Und dann erstarrt das Ganze zu einem geschlossenen System. Geschieht das wirklich nur deshalb heute häufiger, weil sich die einzelnen Verschwörungstheoretiker, bei denen es nicht beim Zweifeln bleibt, besser vernetzen können? Sicher spielt das Internet eine große Rolle. Doch hat es einerseits das Verhältnis zur Welt grundlegender geändert und spiegelt teils nur Tendenzen, die auch ohne das Netz Bedeutung erlangt hätten. Und andererseits verschärft das Netz derzeit in alle Richtungen Polarisierung – Gruppen werden als nicht nur zueinander, sondern auch explizit gegeneinander geführt.

– Die Welt wird, teils real, teils der Berichterstattung nach, unsicherer. Soziale Systeme werden zerschlagen, die seit 2007/8 anhaltende Große Rezession hat Existenzängste endgültig bis weit in die Mittelschicht gespült. Im Netz finden die unterschiedlichsten realen Bedrohungen und Schweinereien zusammen. Und wie viel Scheiße weltweit abgeht, wird dadurch erst so richtig deutlich.

– Die großen landesweiten Presseorgane reagieren darauf, wie generell auf den eigenen Reichweitenverlust, mit einem deutlichen Zuwachs an Meinungsartikeln, Clickbaiting, sowie mit einem Zurückfahren der recherchierten Hintergrundstücke, und immer öfter werden, wie ich an anderer Stelle anhand politisch unverdächtiger Themen gezeigt habe, vermeidbare Fehler eingebaut, die dank Kommentarfunktion leicht offen gelegt werden können, ohne dass ein „Mea Culpa“ folgt → Erschütterung des Grundvertrauens.

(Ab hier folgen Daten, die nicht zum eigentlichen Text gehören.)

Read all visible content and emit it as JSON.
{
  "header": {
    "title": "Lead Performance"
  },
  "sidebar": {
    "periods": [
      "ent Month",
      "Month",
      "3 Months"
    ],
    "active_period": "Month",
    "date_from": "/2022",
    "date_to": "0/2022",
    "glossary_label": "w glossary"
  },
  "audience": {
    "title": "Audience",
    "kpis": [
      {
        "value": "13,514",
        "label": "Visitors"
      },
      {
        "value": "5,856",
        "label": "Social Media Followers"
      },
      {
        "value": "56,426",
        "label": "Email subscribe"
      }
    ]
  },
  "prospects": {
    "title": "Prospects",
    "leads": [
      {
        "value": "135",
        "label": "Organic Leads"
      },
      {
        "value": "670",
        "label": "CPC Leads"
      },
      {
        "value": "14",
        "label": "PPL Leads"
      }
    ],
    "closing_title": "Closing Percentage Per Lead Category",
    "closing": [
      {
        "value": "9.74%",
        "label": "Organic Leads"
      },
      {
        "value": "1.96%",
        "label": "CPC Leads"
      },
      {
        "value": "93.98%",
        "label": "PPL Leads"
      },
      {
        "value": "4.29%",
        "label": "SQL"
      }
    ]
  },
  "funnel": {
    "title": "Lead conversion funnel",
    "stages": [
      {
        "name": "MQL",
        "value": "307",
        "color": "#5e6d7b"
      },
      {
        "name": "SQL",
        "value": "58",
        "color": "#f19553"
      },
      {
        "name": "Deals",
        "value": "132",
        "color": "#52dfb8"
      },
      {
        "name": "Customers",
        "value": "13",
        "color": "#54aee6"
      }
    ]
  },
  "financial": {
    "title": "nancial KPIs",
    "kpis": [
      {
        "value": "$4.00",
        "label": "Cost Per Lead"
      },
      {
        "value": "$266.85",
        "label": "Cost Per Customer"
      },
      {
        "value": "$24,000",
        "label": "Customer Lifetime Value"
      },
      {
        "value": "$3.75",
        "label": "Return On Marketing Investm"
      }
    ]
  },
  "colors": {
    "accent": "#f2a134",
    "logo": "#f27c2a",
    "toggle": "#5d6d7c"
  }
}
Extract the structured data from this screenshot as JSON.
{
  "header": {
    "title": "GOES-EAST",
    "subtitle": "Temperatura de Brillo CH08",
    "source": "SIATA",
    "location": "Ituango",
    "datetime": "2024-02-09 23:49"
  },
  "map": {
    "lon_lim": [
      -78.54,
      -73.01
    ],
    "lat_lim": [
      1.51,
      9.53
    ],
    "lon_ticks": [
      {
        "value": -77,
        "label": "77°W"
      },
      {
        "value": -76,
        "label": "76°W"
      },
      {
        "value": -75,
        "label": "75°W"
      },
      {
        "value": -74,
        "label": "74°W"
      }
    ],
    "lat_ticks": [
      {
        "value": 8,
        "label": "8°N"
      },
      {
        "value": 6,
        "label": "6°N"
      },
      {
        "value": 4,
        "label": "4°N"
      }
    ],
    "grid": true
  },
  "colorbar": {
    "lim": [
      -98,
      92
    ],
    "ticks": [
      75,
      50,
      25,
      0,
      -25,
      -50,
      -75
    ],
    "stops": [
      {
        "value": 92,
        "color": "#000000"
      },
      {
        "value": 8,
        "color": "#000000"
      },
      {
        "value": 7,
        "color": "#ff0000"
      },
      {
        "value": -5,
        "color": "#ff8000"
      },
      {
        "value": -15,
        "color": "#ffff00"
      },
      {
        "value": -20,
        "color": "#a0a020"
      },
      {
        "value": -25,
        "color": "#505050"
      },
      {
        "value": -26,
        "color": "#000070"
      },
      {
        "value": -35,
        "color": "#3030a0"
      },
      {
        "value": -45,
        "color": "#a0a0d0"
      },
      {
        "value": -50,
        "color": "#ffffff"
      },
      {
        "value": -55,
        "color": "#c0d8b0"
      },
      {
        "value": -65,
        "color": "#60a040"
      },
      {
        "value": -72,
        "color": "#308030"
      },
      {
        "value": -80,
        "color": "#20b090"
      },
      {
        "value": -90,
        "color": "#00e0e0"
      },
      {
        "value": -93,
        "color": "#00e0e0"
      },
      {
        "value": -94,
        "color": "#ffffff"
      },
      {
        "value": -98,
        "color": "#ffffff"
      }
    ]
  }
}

– Auch im Mainstream ist es wohlfeil, Absurditäten zu glauben. So ist es in Deutschland völlig unproblematisch, zu fordern, die ganze Welt solle sich an deutscher Sparsamkeit und Exportorientierung ein Beispiel nehmen. Das ist offenkundig Unsinn: wo ein Land einen Exportüberschuss hat, müssen andere Defizite fahren. Genauso problemlos kann man hier gleichzeitig Staatsschulden geißeln, Unternehmensüberschüsse gut finden UND privaten Haushalten zur Vorsorge raten. Realitätsscheck: Von den drei Sektoren der Wirtschaft muss spätestens im Weltmaßstab einer als Schuldenlast die Vermögen der anderen tragen. Das ist keine sozialpolitische Frage, wie etwa die, ob es schlimmer ist, wenn 10.000 Arme verhungern oder wenn Milliardäre dieses Jahr 10.000 Euro weniger verdienen als letztes. Das ist Saldenmechanik. Mathematische Notwendigkeit.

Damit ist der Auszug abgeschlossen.